Ce collège répond au mythe du héros, version « interprétation au féminin ». Cantatrices légendaires sous les feux de la rampe ou rôles héroïques dans les livrets, les femmes à l’opéra montrent un tempérament hors du commun. Vous aurez ainsi l’occasion d’entendre des enregistrements historiques et d’aujourd’hui. Côté divas par une mise en perspective du caractère de chaque voix à travers les grands rôles, côté héroïnes en analysant le rôle dans son contexte dramatique, historique et esthétique et en confrontant les différentes interprétations.

Diva-héroïne ou héroïne des divas ? Les deux assurément. Inventé pour Sarah Bernhardt, chanté par les plus grandes, le rôle de Tosca est celui de la « diva assoluta ». Artiste rattrapée par les vicissitudes du monde, amoureuse éperdue, femme libre et vengeresse… Les différentes facettes de Floria Tosca expliquent la fascination ressentie par Maria Callas, Renata Tebaldi, Mirella Freni… Et tant d’autres. De Sarah Bernhardt aux plus récentes interprétations, Tosca ne cesse de se réinventer. Son tempérament de feu et sa foi en l’art attisent la légende dès la création de la pièce de théâtre de Victorien Sardou. En janvier 1900, Luigi Illica et Giuseppe Giacosa adaptent pour Giacomo Puccini le texte français à l’opéra italien. L’implication rapide d’Arturo Toscanini et l’attirance des chanteuses pour le rôle-titre assurent le succès et contribuent encore à la « légende Tosca ». Artiste prise dans les méandres du pouvoir, amoureuse éperdue, croyante fervente, le personnage, auquel furent destinés des airs d’exception, est aussi l’un des plus riches de l’opéra moderne, loin des stéréotypes attachés aux femmes. Puis Callas vint… Si Tosca n’a jamais disparu des scènes italiennes, l’incandescente interprétation de la soprano grecque rend le rôle indissociable de cette tragédienne hors pair. Et aujourd’hui, que nous reste-t-il de Tosca ? Adorée des mélomanes, la pièce a fait l’objet de relectures radicales, à l’instar de celle proposée par Christophe Honoré au Festival d’Aix et à l’Opéra de Lyon en 2019. Tosca, devenue apprentie chanteuse, y prend aussi les traits d’une autre diva historique, Caterina Malfitano. Entre la jeune interprète du rôle et la figure historique, c’est aux fantômes de celles qui furent Tosca que nous sommes renvoyés. Mais peut-on seulement aimer Tosca sans aimer les divas ?

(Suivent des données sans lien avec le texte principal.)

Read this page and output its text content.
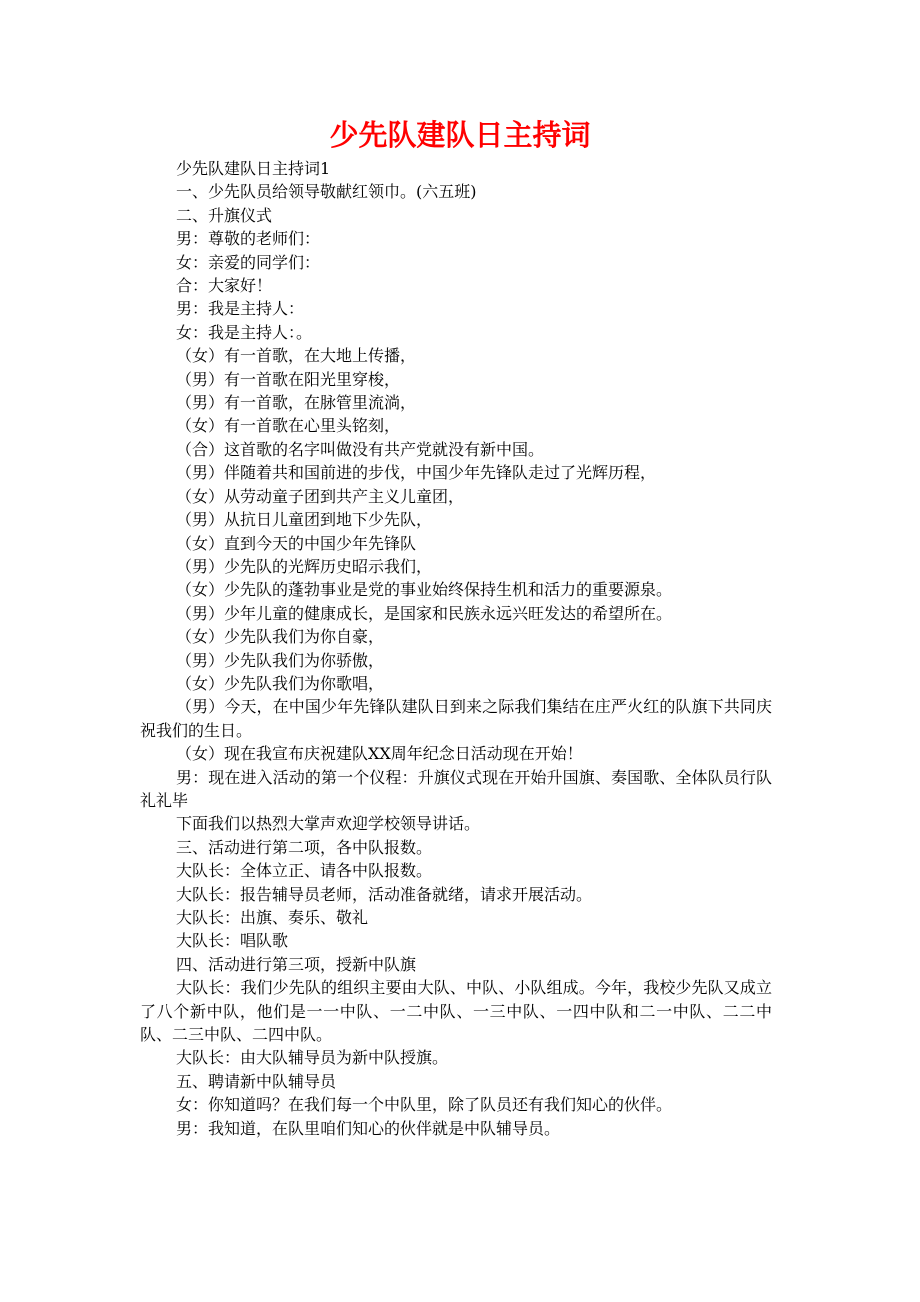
少先队建队日主持词

少先队建队日主持词1

一、少先队员给领导敬献红领巾。(六五班)

二、升旗仪式

男：尊敬的老师们：

女：亲爱的同学们：

合：大家好！

男：我是主持人：

女：我是主持人：。

（女）有一首歌，在大地上传播，

（男）有一首歌在阳光里穿梭，

（男）有一首歌，在脉管里流淌，

（女）有一首歌在心里头铭刻，

（合）这首歌的名字叫做没有共产党就没有新中国。

（男）伴随着共和国前进的步伐，中国少年先锋队走过了光辉历程，

（女）从劳动童子团到共产主义儿童团，

（男）从抗日儿童团到地下少先队，

（女）直到今天的中国少年先锋队

（男）少先队的光辉历史昭示我们，

（女）少先队的蓬勃事业是党的事业始终保持生机和活力的重要源泉。

（男）少年儿童的健康成长，是国家和民族永远兴旺发达的希望所在。

（女）少先队我们为你自豪，

（男）少先队我们为你骄傲，

（女）少先队我们为你歌唱，

（男）今天，在中国少年先锋队建队日到来之际我们集结在庄严火红的队旗下共同庆祝我们的生日。

（女）现在我宣布庆祝建队XX周年纪念日活动现在开始！

男：现在进入活动的第一个仪程：升旗仪式现在开始升国旗、奏国歌、全体队员行队礼礼毕

下面我们以热烈大掌声欢迎学校领导讲话。

三、活动进行第二项，各中队报数。

大队长：全体立正、请各中队报数。

大队长：报告辅导员老师，活动准备就绪，请求开展活动。

大队长：出旗、奏乐、敬礼

大队长：唱队歌

四、活动进行第三项，授新中队旗

大队长：我们少先队的组织主要由大队、中队、小队组成。今年，我校少先队又成立了八个新中队，他们是一一中队、一二中队、一三中队、一四中队和二一中队、二二中队、二三中队、二四中队。

大队长：由大队辅导员为新中队授旗。

五、聘请新中队辅导员

女：你知道吗？在我们每一个中队里，除了队员还有我们知心的伙伴。

男：我知道，在队里咱们知心的伙伴就是中队辅导员。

Après des études de musicologie au Conservatoire National Supérieur de Musique et de Danse de Paris puis une thèse consacrée aux Figures de l’Espagne dans les œuvres de Luigi Dallapiccola, Bruno Maderna et Luigi Nono, Charlotte Ginot-Slacik enseigne l’histoire de la musique et la culture musicale au CNSMD de Lyon. Ses recherches interrogent particulièrement les relations entre musique et politique au vingtième siècle, ainsi que la Méditerranée des compositeurs italiens d’après-guerre. Avec Michela Niccolai, elle a publié un ouvrage consacré aux Musiques dans l’Italie fasciste (Fayard, 2019). Elle collabore avec de nombreuses institutions musicales : avec l’Orchestre national du Capitole comme dramaturge, avec l’Opéra de Lyon, avec les Musicales franco-russes de Toulouse.